Duvivier décrit la misère avec un réalisme que les années n’ont pas entaché, dirigeant une sacrée collection de « gueules » de cinéma. En ce sens, la prestation de Fresnay est étonnante, plus vrai que nature en ancien souffleur de verre désormais incapable de pratiquer son métier à cause d’un poumon enflammé, et tombé depuis dans le démon de la boisson. Le film s’intéresse ainsi à une cohorte de gens déchus : des artisans, des érudits, des médecins, tous tombés plus bas que terre à cause des caprices du destin. Ou pire encore, ce jeune amoureux candide emprisonné alors qu’il était innocent et mué dès lors en voleur, en crapule et en criminel. Fidèle à sa vision pessimiste de l’humanité, le cinéaste dresse un portrait désespéré de ses semblables. Les éléments fantastiques s’insèrent dans le film avec d’autant plus d’impact que le contexte est ultra-réaliste. Témoin cette scène angoissante où une vieille dame traverse les étendues enneigées, perturbée par le son sinistre et lancinant d’une charrette qui grince, celle qui, selon la légende, annonce aux futurs défunts que leur dernière heure est arrivée. Alors que la malheureuse s’écroule, une voix sépulcrale chuchote : « prisonnière, sors de ta prison ». Puis des mains blafardes et translucides s’emparent du corps astral de la malheureuse, sa dépouille terrestre gisant sur le sol glacé. Duvivier opère ainsi un grand écart surprenant entre le drame social et l’épouvante fantasmagorique.

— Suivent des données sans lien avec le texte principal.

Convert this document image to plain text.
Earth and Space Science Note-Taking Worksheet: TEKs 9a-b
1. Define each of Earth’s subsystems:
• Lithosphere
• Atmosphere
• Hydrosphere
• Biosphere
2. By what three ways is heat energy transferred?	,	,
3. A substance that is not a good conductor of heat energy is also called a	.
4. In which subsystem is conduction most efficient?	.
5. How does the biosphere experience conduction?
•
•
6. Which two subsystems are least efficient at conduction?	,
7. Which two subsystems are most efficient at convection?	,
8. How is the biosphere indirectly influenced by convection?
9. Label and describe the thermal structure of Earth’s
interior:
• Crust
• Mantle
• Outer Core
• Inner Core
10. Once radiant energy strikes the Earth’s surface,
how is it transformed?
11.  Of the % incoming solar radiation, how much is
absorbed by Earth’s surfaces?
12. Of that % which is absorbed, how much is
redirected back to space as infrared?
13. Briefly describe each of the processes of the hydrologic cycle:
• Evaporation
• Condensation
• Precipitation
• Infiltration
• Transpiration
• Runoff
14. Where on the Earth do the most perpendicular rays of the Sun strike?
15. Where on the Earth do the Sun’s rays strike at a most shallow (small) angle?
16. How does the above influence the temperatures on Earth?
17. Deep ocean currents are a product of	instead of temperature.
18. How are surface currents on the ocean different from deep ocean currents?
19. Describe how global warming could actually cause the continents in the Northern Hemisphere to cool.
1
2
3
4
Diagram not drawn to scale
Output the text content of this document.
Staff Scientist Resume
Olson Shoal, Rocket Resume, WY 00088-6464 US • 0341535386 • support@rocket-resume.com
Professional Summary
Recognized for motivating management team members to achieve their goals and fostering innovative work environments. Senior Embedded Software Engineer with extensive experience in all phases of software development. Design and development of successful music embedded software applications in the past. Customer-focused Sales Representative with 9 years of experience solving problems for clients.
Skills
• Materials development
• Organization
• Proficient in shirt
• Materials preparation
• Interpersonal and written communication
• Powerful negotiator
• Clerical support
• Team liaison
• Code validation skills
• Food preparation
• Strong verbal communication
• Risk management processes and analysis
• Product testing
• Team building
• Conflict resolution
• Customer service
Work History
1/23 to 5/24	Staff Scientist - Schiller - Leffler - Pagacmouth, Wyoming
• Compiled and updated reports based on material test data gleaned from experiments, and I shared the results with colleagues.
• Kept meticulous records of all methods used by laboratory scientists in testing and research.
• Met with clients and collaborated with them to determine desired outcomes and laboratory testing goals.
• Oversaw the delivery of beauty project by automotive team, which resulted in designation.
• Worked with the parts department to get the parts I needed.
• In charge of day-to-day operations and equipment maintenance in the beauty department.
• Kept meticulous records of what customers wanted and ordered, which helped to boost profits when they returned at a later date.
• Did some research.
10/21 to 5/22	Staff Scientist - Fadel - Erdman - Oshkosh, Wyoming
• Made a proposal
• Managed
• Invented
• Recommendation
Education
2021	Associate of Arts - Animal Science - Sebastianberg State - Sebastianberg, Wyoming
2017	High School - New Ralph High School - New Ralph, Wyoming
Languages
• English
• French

Entre réalisme et fantasmagorie

Assumant pleinement ce mélange des genres, le cinéaste multiplie les tours de force de mise en scène. C’est le cas de cette étonnante scène du cantique entonné dans l’asile de l’armée du salut, au milieu d’un parterre de loques humaines qui confessent leurs bassesses entre deux couplets chantés, comme si brusquement ce mélodrame réaliste se muait en comédie musicale. Duvivier fait aussi preuve d’un sens du montage virtuose dans cette autre séquence où Fresnay s’enivre jusqu’à perdre tout repère. Les gros plans de l’ivrogne s’enchaînent sous plusieurs angles, entrecoupés de vues subjectives de plus en plus déséquilibrées. La violence qui couve semble sur le point d’exploser. L’apothéose de cette brutalité primitive est la fameuse séquence de la hache, directement reprise au classique de Victor Sjöström et reproduite quasiment à l’identique par Stanley Kubrick dans Shining. Le climax, sis dans un cimetière embrumé digne des films de monstres du studio Universal, permet à l’imagerie fantastique de réinvestir pleinement le métrage, jusqu’à un dénouement faussement optimiste, empreint en réalité d’une profonde tristesse. Toute cette noirceur, qui caractérise la majorité des œuvres de Julien Duvivier, nous ferait presque oublier qu’il allait connaître son plus grand succès avec Le Petit monde de Don Camillo.